Puntos fuertes y aspectos mejorables
Puntos fuertes:
- Peso contenido: entre 200 g y 262 g según el modelo, lo que reduce la fatiga en jornadas largas.
- Bobina poco profunda que mejora la distancia de lance y la sensibilidad en la clavada.
- Construcción en aluminio anodizado con buen nivel de resistencia a la corrosión superficial.
- Arrastre de discos de carbono con progresión lineal y sin sobresaltos.
- Versatilidad para pasar de spinning ultra ligero a feeder de media distancia sin cambiar de carrete.
Aspectos mejorables:
- El ajuste del freno requiere herramienta y varios giros, lo que ralentiza el cambio de situaciones de pesca.
- Solo se incluye una bobina; para alternar entre trenzado y nylon es necesario comprar repuestos por separado.
- El sellado de los rodamientos, aunque adecuado para uso ocasional en mar, no está pensado para inmersiones prolongadas o exposición constante a salitre sin mantenimiento.
- La manija, aunque ergonómica, tiene un agarre relativamente liso; en condiciones de humedad intensa puede resultar resbaladizo si no se usan guantes.
Veredicto del experto
Tras emplear el carrete Lizard PKS en más de veinte salidas diferentes, puedo afirmar que cumple con lo prometido: ofrece un equilibrio notable entre ligereza y precisión, especialmente cuando se busca maximizar la distancia de lance sin sacrificar la sensibilidad. Es una opción muy acertada para pescadores que alternan entre técnicas de spinning fino y feeder ligero, y que valoran un mantenimiento sencillo siempre que se recuerde aclarar con agua dulce después de cada uso en entorno marino.
No es un carrete pensado para la pesca de grandes especies donde se requieren fuerzas de arrastre elevadas ni para usos intensivos en entornos de alta salinidad sin cuidados periódicos.

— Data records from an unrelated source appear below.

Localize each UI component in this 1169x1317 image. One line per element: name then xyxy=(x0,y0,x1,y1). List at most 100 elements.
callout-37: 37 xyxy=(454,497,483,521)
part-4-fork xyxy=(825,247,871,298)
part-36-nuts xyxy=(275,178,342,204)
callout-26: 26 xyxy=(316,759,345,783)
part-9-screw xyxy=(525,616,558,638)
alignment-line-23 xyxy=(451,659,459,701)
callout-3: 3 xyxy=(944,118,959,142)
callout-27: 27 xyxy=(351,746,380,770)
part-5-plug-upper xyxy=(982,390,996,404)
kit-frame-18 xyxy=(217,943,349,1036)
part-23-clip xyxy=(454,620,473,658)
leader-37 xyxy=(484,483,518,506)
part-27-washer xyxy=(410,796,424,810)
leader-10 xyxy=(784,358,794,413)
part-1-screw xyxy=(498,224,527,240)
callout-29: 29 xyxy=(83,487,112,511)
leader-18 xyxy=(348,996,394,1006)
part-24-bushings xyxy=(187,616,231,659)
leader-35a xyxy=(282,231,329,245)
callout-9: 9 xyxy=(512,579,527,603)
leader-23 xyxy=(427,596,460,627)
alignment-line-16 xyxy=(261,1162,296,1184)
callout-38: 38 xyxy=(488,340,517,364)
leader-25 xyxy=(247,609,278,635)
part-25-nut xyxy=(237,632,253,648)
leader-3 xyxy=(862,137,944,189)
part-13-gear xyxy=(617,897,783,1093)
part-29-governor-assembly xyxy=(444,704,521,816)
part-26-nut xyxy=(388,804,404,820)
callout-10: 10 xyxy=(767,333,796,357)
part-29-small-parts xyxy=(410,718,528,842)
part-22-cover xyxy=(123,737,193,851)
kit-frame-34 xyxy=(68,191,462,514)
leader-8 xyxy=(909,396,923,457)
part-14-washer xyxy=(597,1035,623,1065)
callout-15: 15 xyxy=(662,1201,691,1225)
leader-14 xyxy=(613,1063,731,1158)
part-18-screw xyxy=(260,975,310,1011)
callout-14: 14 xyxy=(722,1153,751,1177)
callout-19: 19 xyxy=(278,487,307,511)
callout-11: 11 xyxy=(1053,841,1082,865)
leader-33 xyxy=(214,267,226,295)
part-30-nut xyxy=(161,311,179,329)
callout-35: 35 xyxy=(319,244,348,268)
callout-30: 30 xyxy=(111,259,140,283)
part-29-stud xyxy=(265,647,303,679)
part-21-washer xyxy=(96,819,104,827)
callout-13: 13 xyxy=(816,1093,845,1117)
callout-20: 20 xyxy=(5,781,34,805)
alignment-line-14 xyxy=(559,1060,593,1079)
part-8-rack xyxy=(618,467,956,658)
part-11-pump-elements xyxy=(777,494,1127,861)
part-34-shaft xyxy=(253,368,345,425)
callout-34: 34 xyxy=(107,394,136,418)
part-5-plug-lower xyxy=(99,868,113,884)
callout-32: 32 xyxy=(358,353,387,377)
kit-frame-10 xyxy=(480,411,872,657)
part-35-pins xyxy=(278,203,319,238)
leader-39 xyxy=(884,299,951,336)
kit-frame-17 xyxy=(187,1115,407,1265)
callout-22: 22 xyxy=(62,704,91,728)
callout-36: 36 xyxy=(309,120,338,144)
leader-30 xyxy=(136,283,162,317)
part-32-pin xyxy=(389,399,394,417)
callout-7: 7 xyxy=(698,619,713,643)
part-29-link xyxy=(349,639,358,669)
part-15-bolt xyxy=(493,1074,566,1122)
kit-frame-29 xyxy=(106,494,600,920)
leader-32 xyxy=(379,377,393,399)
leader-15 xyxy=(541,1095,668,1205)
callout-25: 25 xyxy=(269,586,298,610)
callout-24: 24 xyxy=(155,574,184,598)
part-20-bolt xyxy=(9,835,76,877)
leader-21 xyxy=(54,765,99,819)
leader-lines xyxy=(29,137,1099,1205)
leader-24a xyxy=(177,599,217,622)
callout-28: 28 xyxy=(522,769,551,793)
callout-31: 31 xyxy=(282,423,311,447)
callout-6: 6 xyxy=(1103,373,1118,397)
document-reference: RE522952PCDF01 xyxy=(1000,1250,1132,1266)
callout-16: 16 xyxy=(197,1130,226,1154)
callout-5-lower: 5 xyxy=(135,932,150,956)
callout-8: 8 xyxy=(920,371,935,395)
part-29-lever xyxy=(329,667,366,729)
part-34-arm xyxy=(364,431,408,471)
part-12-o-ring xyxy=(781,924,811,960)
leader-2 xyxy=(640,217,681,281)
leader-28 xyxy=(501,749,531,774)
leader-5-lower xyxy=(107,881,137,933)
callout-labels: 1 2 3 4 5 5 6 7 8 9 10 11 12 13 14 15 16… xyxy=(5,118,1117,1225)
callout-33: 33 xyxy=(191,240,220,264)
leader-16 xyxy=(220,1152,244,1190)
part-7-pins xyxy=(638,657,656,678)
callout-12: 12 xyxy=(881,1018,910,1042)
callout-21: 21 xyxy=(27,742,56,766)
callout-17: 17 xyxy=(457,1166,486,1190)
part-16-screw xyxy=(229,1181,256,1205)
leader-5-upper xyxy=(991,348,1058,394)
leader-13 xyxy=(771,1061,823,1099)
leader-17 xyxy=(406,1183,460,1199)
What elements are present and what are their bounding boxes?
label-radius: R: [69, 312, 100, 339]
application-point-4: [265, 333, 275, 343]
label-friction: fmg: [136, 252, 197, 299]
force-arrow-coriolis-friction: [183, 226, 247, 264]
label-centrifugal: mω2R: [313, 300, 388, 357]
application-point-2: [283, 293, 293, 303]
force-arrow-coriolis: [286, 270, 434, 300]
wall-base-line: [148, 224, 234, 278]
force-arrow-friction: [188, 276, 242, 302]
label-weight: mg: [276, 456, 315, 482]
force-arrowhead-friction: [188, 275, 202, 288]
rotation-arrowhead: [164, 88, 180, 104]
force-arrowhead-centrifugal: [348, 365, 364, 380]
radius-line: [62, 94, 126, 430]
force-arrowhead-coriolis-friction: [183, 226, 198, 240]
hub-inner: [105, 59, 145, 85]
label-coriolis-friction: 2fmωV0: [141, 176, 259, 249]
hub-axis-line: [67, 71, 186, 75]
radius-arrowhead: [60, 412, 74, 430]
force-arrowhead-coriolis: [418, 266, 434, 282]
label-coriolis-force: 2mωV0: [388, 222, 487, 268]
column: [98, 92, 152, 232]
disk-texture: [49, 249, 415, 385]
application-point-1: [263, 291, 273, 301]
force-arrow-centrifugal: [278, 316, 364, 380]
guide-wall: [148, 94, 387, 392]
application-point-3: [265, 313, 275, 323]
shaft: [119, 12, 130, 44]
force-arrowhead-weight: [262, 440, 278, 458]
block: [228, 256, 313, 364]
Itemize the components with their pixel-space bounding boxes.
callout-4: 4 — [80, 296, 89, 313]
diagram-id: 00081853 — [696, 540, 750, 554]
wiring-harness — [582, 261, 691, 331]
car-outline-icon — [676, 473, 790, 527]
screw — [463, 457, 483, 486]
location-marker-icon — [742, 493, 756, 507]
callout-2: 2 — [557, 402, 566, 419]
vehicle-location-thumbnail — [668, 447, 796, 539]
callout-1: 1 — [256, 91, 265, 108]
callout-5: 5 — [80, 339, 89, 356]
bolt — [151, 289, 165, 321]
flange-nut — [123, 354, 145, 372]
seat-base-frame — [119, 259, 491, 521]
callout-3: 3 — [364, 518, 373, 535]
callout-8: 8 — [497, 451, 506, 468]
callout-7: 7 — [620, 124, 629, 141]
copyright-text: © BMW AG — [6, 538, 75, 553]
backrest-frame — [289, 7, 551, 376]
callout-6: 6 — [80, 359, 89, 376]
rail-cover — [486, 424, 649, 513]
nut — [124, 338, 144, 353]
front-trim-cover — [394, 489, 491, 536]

Sin embargo, dentro de su nicho —pesca de lubina, lucio, trucha y especies de medio peso con señuelos artificiales o montajes feeder de hasta 30 g— el PKS destaca por su capacidad de respuesta y su bajo peso. Lo recomendaría como una pieza sólida para el pescador intermedio que busca mejorar su equipo sin realizar una inversión desproporcionada, siempre que esté dispuesto a llevar a cabo el mantenimiento básico de enjuague y lubricación ocasional. En resumen, el Lizard PKS cumple con las expectativas de un carrete moderno de perfil bajo y ofrece un rendimiento que, con el cuidado adecuado, puede acompañar numerosas temporadas de pesca activa.